The pandemic has mostly receded from America’s schools. School mask mandates are rapidly melting away, and even New York City is finally allowing students to show their faces. After a fresh wave of January school closures in cities like Chicago, Atlanta, and Detroit, shutdowns are at long last (mostly) an ugly memory. The curtain has fallen on COVID theater. While things are frequently still hinky when it comes to cafeterias, extracurriculars, and other school day routines, normal is well within sight.
In its wake, the pandemic has left a trail of disruption and academic devastation. We saw dramatic declines in test score performance. Researchers have reported that students lost between one-third and one-half of a year in reading, and between a half-year and a full year in math—with the largest losses associated with more remote learning.

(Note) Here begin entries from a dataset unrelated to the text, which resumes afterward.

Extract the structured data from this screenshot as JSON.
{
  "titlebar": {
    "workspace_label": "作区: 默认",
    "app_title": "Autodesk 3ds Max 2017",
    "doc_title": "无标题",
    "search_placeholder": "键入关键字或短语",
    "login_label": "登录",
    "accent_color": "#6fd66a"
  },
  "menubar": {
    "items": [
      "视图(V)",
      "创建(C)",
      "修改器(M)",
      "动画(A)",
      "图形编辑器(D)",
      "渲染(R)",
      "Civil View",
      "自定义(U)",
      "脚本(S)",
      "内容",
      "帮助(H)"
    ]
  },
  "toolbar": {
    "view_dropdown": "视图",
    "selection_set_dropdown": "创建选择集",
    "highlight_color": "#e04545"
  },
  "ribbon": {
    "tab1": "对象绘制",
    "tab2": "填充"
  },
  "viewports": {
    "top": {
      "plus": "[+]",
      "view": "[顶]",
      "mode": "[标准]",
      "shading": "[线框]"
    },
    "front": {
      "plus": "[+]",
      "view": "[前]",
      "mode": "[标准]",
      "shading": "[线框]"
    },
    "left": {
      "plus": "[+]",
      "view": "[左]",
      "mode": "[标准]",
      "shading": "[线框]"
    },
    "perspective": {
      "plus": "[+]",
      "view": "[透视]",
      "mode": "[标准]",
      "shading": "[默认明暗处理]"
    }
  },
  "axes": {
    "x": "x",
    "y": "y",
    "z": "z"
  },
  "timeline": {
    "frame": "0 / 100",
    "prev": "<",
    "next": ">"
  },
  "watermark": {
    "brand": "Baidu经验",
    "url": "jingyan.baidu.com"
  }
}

In Texas, the first state to publish a full set of spring 2021 student test results, the share of students on grade-level in Algebra 1 plunged from 62 percent in 2019 to 41 percent in 2021. Similar trends held across the land, with McKinsey reporting substantial increases in race- and income-based achievement gaps.
Meanwhile, two years of off-and-on schooling, intermittent isolation, and uncertainty battered students’ emotional health and social well-being. Canceled proms, interrupted sports, and lockdown culture took a toll on kids already prone to spend too much time online and not enough interacting with peers and mentors. The surgeon general, for instance, has reported that the pandemic has fueled increases in anxiety, depression, and other mental health disorders, while leading to a troubling jump in adolescent suicide attempts.

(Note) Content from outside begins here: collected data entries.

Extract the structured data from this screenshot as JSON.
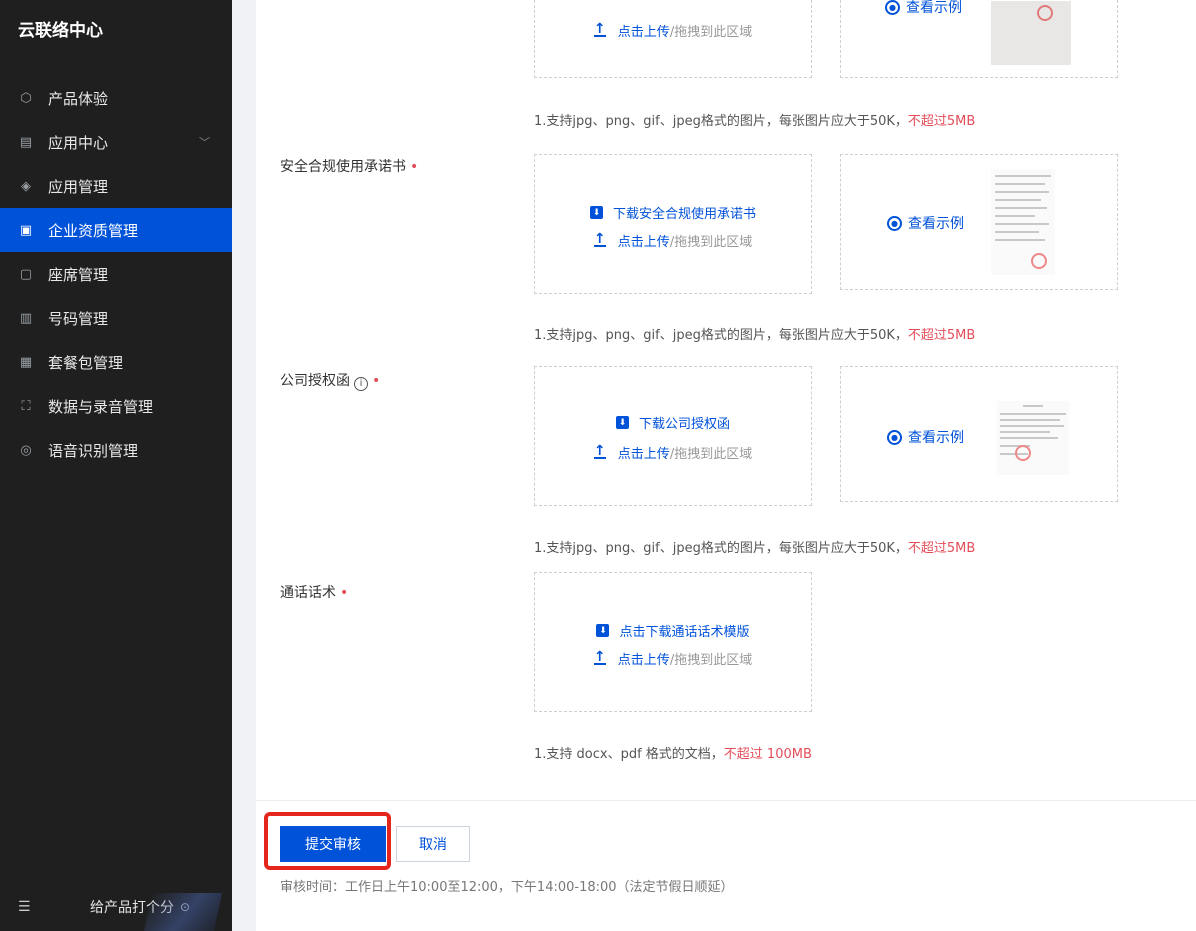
{
  "sidebar": {
    "title": "云联络中心",
    "items": [
      {
        "label": "产品体验",
        "icon": "cube-icon"
      },
      {
        "label": "应用中心",
        "icon": "grid-icon"
      },
      {
        "label": "应用管理",
        "icon": "layers-icon"
      },
      {
        "label": "企业资质管理",
        "icon": "folder-icon"
      },
      {
        "label": "座席管理",
        "icon": "agent-icon"
      },
      {
        "label": "号码管理",
        "icon": "list-icon"
      },
      {
        "label": "套餐包管理",
        "icon": "package-icon"
      },
      {
        "label": "数据与录音管理",
        "icon": "scan-icon"
      },
      {
        "label": "语音识别管理",
        "icon": "voice-icon"
      }
    ],
    "active_index": 3,
    "rate_label": "给产品打个分"
  },
  "common": {
    "upload_link": "点击上传",
    "upload_hint": "/拖拽到此区域",
    "view_example": "查看示例",
    "image_hint": "1.支持jpg、png、gif、jpeg格式的图片，每张图片应大于50K，",
    "image_limit": "不超过5MB"
  },
  "rows": {
    "commitment": {
      "label": "安全合规使用承诺书",
      "download": "下载安全合规使用承诺书"
    },
    "authorization": {
      "label": "公司授权函",
      "download": "下载公司授权函"
    },
    "script": {
      "label": "通话话术",
      "download": "点击下载通话话术模版",
      "hint": "1.支持 docx、pdf 格式的文档，",
      "limit": "不超过 100MB"
    }
  },
  "actions": {
    "submit": "提交审核",
    "cancel": "取消",
    "review_time": "审核时间：工作日上午10:00至12:00，下午14:00-18:00（法定节假日顺延）"
  },
  "colors": {
    "primary": "#0052d9",
    "danger": "#e34d59",
    "sidebar_bg": "#1f1f1f",
    "highlight": "#e5261c"
  }
}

All of this has impacted public sentiment. Parents typically feel warmly about their local public schools. However, recent polling shows a boom in affection for private schools (which mostly stayed open in 2020 and 2021) and charter schools (which tended to pivot nimbly), but not much love for district schools. The share of parents giving an “A” or a “B” to local charter schools and private schools is up by 23 and 25 percentage points, respectively during the past two years. Meanwhile, the share saying the same about their local public schools has edged down.